Le froid, nous a poussés de cafés en cafés, où nous apprécions enfin un expresso digne de ce nom, accompagné de délicieuses "media luna" (les croissants). 

Café Reggo
Puis, à l'heure du repas du midi, nous avons pu apprécier les spécialités locales comme la "langue au vinagre" ou le fameux "locro", sorte de potée traditionnelle argentine à base de maïs. Un régal par ces températures hivernales (allant de -4 à 4°C). 

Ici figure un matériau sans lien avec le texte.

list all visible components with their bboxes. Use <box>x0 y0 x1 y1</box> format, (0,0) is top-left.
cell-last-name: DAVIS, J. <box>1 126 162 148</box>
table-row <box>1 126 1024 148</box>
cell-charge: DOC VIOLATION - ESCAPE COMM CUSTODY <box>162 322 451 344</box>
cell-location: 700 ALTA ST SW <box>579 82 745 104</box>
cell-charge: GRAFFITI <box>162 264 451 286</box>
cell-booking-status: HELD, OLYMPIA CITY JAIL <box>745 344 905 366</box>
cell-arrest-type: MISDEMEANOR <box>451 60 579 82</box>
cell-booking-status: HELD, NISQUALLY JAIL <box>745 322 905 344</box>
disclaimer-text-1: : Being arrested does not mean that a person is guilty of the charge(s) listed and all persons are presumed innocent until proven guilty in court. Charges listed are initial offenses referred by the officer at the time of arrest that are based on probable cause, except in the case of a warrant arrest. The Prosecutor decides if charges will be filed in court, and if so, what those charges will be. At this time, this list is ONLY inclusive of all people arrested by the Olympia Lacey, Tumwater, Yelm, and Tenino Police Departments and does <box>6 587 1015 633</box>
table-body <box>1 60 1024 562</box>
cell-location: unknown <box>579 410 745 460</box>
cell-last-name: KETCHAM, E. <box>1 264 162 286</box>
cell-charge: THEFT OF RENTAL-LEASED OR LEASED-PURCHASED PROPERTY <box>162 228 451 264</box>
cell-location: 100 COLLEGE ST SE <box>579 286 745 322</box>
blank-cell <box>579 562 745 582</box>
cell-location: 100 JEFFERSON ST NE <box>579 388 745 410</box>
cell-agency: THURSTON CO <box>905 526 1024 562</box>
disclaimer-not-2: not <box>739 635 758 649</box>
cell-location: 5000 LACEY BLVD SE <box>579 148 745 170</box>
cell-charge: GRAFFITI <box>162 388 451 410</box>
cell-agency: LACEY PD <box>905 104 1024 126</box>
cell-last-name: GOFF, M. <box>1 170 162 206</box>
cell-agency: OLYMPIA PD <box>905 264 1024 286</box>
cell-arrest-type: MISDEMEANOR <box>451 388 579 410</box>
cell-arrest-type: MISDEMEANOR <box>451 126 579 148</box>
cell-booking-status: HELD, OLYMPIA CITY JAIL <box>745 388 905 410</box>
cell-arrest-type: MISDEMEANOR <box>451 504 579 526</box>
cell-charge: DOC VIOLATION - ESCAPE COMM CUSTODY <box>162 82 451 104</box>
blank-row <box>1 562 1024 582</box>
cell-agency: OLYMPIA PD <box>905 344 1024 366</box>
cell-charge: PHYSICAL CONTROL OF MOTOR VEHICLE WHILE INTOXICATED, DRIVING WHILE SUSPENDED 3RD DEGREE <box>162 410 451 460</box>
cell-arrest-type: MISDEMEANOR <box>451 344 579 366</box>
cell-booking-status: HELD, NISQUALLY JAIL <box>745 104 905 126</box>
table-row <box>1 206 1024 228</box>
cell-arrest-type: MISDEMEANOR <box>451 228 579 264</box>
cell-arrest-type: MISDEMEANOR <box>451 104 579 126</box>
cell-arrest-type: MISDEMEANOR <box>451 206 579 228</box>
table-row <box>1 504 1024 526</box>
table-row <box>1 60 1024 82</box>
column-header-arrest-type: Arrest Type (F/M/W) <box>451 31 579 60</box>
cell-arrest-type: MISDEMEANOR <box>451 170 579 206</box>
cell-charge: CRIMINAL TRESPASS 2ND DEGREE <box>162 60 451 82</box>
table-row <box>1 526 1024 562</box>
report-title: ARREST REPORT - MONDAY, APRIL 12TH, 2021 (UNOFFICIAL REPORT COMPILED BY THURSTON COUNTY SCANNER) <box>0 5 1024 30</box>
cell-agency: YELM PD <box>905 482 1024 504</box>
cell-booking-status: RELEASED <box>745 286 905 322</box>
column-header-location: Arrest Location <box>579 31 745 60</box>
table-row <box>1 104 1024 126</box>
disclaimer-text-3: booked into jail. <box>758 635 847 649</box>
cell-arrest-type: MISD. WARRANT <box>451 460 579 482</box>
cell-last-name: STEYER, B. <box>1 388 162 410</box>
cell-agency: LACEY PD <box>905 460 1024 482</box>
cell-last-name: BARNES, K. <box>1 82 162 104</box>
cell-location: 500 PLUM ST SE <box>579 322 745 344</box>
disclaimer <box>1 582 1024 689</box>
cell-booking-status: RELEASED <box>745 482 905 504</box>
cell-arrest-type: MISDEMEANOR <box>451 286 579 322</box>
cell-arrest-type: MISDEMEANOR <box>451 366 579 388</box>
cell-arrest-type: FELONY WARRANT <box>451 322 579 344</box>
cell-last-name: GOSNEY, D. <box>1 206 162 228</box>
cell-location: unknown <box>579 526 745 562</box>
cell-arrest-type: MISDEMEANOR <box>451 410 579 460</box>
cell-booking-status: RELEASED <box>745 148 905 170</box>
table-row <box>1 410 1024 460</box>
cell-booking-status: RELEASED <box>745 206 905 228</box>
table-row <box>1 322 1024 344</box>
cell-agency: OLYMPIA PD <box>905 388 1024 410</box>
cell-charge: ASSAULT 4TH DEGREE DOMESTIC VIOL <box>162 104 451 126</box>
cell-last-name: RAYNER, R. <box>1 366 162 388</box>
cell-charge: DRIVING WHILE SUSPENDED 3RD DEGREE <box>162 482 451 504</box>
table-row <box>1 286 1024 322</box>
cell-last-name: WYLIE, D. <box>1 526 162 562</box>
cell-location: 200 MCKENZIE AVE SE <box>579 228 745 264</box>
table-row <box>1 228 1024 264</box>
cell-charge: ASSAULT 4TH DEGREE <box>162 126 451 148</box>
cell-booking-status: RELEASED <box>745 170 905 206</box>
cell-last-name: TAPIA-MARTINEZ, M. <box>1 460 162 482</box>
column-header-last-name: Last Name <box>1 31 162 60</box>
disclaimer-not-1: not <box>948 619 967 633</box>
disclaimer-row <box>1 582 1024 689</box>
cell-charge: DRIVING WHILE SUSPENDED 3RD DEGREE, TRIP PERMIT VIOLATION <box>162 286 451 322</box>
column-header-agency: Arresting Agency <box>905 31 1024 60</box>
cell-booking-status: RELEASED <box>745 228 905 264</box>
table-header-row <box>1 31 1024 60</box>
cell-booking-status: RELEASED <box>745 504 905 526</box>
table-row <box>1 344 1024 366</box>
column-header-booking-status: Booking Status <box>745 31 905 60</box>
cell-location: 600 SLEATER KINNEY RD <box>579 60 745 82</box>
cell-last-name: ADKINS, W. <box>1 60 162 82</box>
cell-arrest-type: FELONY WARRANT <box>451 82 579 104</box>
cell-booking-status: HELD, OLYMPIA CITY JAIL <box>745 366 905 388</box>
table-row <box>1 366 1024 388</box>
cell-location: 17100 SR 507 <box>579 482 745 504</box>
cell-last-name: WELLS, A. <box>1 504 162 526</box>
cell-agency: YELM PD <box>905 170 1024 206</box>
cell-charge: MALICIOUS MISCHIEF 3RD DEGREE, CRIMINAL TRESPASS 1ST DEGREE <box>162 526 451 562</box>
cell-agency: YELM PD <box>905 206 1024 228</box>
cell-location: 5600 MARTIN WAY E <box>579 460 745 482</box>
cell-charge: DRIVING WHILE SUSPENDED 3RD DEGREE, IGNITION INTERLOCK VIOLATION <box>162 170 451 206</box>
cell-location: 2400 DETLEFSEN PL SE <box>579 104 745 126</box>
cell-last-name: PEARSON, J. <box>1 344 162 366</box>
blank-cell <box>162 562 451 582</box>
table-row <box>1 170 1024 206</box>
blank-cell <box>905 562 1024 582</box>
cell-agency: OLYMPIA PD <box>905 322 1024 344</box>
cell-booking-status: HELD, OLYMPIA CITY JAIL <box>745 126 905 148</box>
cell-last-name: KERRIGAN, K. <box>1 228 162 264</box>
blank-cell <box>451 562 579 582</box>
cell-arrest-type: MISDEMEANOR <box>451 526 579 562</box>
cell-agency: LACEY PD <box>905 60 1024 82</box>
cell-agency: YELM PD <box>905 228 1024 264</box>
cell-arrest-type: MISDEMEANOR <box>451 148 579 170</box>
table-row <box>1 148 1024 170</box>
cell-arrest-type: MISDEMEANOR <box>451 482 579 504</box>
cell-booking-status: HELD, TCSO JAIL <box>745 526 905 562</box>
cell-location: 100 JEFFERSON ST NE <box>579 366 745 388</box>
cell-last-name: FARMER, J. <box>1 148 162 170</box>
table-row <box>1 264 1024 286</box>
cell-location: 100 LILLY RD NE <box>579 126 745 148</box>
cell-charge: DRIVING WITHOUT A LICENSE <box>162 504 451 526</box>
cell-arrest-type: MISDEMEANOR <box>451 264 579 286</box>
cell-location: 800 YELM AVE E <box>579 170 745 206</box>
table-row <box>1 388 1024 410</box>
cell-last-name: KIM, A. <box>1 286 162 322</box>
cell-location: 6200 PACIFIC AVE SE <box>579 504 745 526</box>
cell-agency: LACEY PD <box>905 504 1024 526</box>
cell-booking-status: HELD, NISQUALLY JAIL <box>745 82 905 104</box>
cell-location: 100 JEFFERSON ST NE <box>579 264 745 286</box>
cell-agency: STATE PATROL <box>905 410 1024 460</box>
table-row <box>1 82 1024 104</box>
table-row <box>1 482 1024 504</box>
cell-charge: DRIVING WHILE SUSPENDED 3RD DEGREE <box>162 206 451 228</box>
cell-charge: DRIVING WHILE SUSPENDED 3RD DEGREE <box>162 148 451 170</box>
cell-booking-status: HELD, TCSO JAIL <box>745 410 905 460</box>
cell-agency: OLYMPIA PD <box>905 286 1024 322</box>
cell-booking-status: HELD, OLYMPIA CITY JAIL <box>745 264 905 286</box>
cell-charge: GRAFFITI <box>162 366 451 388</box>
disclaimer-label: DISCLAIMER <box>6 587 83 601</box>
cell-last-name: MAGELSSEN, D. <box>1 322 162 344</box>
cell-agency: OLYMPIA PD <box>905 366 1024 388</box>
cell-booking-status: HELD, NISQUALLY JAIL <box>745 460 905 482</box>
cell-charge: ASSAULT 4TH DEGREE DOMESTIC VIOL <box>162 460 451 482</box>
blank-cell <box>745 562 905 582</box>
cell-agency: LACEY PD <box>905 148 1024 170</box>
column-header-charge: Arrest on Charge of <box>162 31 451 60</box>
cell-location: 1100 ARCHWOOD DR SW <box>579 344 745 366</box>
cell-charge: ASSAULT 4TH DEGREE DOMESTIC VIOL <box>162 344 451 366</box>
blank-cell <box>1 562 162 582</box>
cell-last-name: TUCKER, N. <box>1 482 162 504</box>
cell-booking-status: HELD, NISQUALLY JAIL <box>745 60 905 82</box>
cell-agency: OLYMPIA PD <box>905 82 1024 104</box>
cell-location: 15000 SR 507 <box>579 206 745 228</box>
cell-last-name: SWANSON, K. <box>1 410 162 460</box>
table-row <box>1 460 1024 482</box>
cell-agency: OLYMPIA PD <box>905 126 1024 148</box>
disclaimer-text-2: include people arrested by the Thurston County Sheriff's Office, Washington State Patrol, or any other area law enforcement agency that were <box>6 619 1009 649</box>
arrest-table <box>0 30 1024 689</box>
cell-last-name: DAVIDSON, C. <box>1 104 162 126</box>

Délicieux Locro bien chaud !

A l'heure du goûter, nous nous engouffrons dans l'antique boutique "Pan de Sucre", où un vieil argentin continue à vendre des sucreries traditionnelles à base de dulce de leche, de dulce de membrillo. Un vrai délice!!
Enfin, notre dernière soirée, nous l'avons consacrée à dévorer une autre parilla arrosée de vin argentin: chez Raoul, le roi de la parilla de Cordoba... hmmmmm....

Bien garder les bras croisés pour ne pas se jeter
tout de suite sur la viande...
Le lendemain, nous allons jusqu'au marché central : le soleil est apparu et nous pouvons envisager un pic-nique ! Les étals sont impressionnants et font saliver : charcuteries, fromages et tripes luisantes, toute la gastronomie argentine déborde des étals. Ca nous fait du bien de voir pendre tous ces saucissons et on se croirait en Italie...


Non, nous n'avons pas goûté la raclette !

Langue ou riz de veau ?

Finalement on opte pour le saucisson

Un dernier musée, un bon pic-nique et nous quittons nos amis lyonnais à une terrasse de café (oui, encore) pour prendre notre bus cama pour 17 heures de voyage en direction du nord-est argentin et se rapprocher des chutes d'Iguazu.

lundi 22 juillet 2013

Salta la linda !

Bienvenidos en Argentina !

Après un mois au pays des boliviennes en tresses et chapeau melon, on retrouve l'Argentine. Depuis la semaine à Buenos Aires et le glacier du Perito Moreno,  nous  étions impatients de revenir en Argentine à la simple pensée de passer des heures en terrasse de café ou de se remplir d'une parilla tout en écoutant l'accent chantant des Argentins.
Notre première étape est la région de Salta et nous n'avons pas été déçus. Nos attentes ont été récompensées dans cette jolie ville coloniale. Les Argentins sont toujours aussi bavards et sympathiques et la viande est toujours aussi tendre. La ville de Salta nous régale aussi par ses jolis bâtiments coloniaux et sa typique vie nocturne : les penas et les bars se remplissent à minuit et on ne sera peut-être jamais à quelle heure ils se vident...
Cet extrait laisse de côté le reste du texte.